Key hurdles causing the EPA’s previous asbestos ban to fail have been eliminated in this new legislation. The bill allows the EPA to test and review approximately 10 of the thousands of chemicals in our homes, communities, environment, and consumer commodities per year. Asbestos will be one of the very first chemicals evaluated by the EPA under the new TSCA legislation. A Senate resolution passed in 2014 set the requirement that chemicals which are “persistent, bioaccumulative, and toxic” must receive expedited action. Because of the devastating effect of asbestos on human health, and thanks to the tireless work put in by ADAO volunteers and Congressional allies, asbestos will get top billing within this prioritized category. Additionally under the TSCA reform bill, the regulation of asbestos will not be stipulated by market or financial concerns. Per the legislative text, substances that “present an unreasonable risk of injury to health or the environment,” must be regulated “without consideration of costs or other non-risk factors.”

These victories were by no means easy feats as the chemical industry fought meaningful reform every step of the way. ADAO is deeply indebted to Senator Barbara Boxer (D-CA) for diligently fighting for asbestos victims and for the health and safety of the American public. Without Sen. Boxer, we would surely face legislation that placed the chemical industry’s profits over people. Sen. Boxer, who has supported ADAO since its inception, called asbestos “one of the most harmful substances known to humankind” and stated it “should have been banned already.” She agrees that this TSCA reform does not go far enough, but says it does represent an improvement.

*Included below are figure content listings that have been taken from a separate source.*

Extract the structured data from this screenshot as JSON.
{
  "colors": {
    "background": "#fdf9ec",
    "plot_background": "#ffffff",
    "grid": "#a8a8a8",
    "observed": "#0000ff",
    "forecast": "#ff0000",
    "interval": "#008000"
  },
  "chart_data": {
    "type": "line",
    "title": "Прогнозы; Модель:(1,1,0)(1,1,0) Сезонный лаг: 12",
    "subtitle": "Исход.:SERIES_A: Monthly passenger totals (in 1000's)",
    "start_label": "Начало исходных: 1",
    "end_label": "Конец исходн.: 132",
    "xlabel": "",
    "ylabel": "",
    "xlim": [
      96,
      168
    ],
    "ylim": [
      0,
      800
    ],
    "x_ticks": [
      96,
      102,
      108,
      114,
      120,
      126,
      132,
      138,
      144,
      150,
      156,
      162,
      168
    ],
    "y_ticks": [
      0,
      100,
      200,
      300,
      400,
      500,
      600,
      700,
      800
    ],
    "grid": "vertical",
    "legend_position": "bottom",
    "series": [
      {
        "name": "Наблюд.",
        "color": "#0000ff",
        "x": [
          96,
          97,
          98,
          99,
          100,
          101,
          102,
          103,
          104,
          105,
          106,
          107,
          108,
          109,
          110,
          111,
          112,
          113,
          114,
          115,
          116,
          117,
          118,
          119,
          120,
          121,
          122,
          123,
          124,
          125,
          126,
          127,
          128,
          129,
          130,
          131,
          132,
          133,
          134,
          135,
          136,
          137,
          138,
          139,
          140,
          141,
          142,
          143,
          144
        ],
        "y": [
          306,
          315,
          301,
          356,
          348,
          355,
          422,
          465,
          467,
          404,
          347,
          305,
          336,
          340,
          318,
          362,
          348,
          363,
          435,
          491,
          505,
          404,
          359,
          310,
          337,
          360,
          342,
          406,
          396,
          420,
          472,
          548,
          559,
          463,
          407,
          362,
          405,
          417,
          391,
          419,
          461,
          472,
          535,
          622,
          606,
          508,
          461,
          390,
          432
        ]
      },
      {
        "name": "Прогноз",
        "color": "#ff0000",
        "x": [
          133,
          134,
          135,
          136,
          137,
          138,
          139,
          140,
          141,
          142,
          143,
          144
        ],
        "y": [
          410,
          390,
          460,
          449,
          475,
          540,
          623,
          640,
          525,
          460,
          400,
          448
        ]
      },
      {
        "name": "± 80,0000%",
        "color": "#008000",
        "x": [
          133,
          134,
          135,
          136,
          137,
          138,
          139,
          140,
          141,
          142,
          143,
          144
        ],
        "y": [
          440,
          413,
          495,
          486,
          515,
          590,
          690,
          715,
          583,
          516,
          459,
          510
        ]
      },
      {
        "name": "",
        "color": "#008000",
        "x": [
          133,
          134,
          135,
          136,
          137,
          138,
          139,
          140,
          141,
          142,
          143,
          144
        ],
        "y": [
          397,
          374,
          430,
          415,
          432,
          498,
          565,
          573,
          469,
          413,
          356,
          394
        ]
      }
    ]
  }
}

“This bill was the most difficult bill I have ever worked on,” Boxer said. “Finally, we have a product that is better than current law and worthy of Frank Lautenberg’s name.”

The White House has offered strong support for the bill, stating: “If the Federal government is to restore public confidence in the safety of chemicals, which are used in commerce and are an integral part of the Nation’s economy, it is essential that the Congress provide EPA with the necessary tools and authorities to effectively assess chemicals and regulate risks.” We agree, but we also want our elected officials and federal regulators to do more.

Congress must stay vigilant to pursue options for further expediting a full ban on asbestos in a much shorter time frame than the one delineated in the TSCA reform legislation. Until the import and use of asbestos is prohibited entirely, the unnecessary deaths connected with exposure will continue to plague the American public. As we recently outlined in a special series on TSCA reform published by The Bureau of National Affairs (BNA), the human cost for failed efforts to regulate toxic chemicals is unjustifiable.

ADAO is endlessly grateful to the bipartisan, bicameral legislators and the advocates who have spent countless hours negotiating and working toward this moment of historic progress. We look forward to continuing this this fight for public health and safety along with our allies in Congress.